Libre adaptation d’Arlington Park de Rachel Cusk (éditions de l’Olivier), le film déroule vingt quatre heures de la vie de cette femme. Il n’y a ici pas de crises, pas de cris, pas de rebondissements effarants comme dans la série américaine Desperate Housewives que l’on serait tenté de prime abord de rapprocher du long métrage. Juliette constate, reproche d’un mot, se tait beaucoup et consume ses déceptions dans une cigarette nocturne rituelle. Oui, ici tout s’écoule paisiblement sur fond de pelouses lisses, d’intérieurs (presque tous) impeccables et dans l’angoisse des « choses à faire » auxquelles Juliette pense dès le réveil. Certaines scènes suggèrent d’ailleurs très bien la pesanteur de cette routine dorée.
A l’instar des quelques voisines qu’elle côtoie, Juliette est une femme libre emmurée dans son quotidien. L’échappatoire se fera peut-être à quelques kilomètres de chez elle, dans le bureau d’une maison d’édition. En effet, Juliette espère reprendre une activité professionnelle à temps complet. Et les maris dans tout cela ? Ils sont absents, distraits, débordés, un rien égoïste et se réjouissent d’un bon vin et d’enfants baignés.

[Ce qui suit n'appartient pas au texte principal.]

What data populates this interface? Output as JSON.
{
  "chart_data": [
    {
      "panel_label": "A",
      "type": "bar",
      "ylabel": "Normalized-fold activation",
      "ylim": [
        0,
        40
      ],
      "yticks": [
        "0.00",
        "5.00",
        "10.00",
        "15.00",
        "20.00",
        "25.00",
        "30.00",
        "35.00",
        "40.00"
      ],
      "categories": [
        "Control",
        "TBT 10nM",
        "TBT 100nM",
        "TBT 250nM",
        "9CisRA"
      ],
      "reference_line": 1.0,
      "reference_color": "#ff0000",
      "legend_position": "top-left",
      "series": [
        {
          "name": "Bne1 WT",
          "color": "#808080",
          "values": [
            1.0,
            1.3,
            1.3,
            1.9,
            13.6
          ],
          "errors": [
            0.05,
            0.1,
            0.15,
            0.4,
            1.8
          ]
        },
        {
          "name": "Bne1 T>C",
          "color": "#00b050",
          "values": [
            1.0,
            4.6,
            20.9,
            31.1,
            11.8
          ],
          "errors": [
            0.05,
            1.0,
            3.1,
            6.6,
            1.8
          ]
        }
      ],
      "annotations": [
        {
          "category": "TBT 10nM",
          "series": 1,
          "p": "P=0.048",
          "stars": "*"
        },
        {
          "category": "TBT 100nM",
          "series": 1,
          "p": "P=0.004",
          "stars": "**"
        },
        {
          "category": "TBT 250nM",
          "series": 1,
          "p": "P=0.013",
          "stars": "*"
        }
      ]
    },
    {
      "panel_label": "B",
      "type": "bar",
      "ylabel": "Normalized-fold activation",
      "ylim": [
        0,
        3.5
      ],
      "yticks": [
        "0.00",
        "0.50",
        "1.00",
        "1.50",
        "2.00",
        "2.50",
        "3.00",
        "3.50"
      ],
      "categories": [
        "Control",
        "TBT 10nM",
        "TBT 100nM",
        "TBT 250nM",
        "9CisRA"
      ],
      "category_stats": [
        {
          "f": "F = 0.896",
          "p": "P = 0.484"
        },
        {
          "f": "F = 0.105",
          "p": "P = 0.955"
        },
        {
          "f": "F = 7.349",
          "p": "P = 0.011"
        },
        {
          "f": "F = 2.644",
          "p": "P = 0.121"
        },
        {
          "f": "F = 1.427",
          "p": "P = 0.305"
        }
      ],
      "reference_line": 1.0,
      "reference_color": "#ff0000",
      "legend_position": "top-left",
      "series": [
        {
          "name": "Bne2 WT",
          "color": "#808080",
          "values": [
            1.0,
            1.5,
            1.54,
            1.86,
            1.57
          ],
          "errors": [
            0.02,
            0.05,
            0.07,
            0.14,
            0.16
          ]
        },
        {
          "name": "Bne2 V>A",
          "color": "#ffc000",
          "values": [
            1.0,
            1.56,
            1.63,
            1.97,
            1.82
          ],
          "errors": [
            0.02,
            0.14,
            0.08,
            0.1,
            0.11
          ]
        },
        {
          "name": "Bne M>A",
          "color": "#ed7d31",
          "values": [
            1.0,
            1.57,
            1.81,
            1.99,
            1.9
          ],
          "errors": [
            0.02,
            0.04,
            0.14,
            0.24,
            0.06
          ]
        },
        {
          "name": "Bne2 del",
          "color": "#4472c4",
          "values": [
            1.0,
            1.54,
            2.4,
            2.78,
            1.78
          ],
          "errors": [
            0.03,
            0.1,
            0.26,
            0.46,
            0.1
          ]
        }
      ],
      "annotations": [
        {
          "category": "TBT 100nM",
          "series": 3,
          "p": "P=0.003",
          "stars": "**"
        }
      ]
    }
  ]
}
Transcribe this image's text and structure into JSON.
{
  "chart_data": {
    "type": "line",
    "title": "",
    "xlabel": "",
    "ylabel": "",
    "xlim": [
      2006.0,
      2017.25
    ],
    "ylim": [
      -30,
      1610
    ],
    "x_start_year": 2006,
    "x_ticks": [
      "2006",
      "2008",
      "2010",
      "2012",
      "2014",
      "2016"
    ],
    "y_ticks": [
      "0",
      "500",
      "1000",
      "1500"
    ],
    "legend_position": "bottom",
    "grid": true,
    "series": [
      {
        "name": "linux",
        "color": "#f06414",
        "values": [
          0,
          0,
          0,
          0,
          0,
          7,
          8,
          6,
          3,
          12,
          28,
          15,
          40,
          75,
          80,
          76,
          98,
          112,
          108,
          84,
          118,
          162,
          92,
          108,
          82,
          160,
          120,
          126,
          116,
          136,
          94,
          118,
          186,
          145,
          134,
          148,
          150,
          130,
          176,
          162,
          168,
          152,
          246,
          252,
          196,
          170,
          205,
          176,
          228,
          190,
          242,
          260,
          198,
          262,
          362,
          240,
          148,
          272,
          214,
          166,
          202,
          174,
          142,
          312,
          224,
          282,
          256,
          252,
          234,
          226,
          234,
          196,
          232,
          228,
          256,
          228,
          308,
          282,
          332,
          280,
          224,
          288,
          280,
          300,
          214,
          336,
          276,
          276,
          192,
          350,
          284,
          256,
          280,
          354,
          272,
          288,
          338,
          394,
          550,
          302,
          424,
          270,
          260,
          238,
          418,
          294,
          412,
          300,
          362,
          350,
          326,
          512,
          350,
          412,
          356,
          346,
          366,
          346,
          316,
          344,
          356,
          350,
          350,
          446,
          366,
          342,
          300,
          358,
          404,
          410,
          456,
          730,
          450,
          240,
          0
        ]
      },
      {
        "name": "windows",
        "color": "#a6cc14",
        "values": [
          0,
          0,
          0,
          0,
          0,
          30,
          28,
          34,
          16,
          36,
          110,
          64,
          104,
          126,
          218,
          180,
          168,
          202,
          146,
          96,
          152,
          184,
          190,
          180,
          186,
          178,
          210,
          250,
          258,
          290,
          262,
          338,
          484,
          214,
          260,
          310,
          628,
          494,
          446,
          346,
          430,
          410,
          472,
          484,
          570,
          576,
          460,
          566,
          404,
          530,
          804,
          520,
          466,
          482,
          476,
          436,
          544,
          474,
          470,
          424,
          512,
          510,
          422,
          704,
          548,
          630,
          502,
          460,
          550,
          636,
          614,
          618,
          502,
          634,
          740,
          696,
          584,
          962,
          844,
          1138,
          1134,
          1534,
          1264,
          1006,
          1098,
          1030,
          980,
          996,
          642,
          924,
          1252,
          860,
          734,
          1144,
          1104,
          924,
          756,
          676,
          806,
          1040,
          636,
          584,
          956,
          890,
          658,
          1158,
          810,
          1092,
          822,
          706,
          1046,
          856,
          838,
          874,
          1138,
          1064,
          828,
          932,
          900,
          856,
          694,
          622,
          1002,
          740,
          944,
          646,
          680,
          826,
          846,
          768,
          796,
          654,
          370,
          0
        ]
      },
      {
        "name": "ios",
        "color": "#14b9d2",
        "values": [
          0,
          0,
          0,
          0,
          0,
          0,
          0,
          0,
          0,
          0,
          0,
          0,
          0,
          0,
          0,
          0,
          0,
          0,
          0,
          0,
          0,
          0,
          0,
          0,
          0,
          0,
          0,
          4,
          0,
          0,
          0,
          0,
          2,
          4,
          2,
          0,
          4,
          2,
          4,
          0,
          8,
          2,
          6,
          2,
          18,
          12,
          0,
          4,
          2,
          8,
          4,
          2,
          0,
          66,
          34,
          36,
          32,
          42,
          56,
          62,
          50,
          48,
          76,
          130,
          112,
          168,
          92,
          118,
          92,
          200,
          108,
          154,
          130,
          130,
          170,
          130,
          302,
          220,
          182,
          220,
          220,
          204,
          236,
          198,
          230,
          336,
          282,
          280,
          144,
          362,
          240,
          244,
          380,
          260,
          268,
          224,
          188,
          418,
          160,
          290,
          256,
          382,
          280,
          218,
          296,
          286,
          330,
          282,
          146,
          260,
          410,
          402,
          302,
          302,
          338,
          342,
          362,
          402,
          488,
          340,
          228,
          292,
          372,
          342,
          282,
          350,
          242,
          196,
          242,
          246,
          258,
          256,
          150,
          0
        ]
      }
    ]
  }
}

Le film n’est certes pas révolutionnaire, mais il fonctionne. Les dialogues, bien sentis et plus vrai que le jeu des acteurs, déclenchent les rires dans la salle. Des rires féminins, surtout. Des rires qui désapprouvent, qui s’offusquent, qui rejettent cette condition. L’ensemble manque certes d’un peu de nuances, mais le tout est réaliste. Isabelle Czajka filme le vide qui peuple l’existence de ces femmes désœuvrées alors que toujours préoccupées. Il y a une part de fatalisme dans La vie domestique. Il y a aussi une part d’affirmation dans le refus sans effusion qu’oppose Juliette à une simple demande de son époux. D’une nuit à l’autre, l’heure de la révolte contre sa vie domestiquée par le désenchantement a-t-elle sonné ?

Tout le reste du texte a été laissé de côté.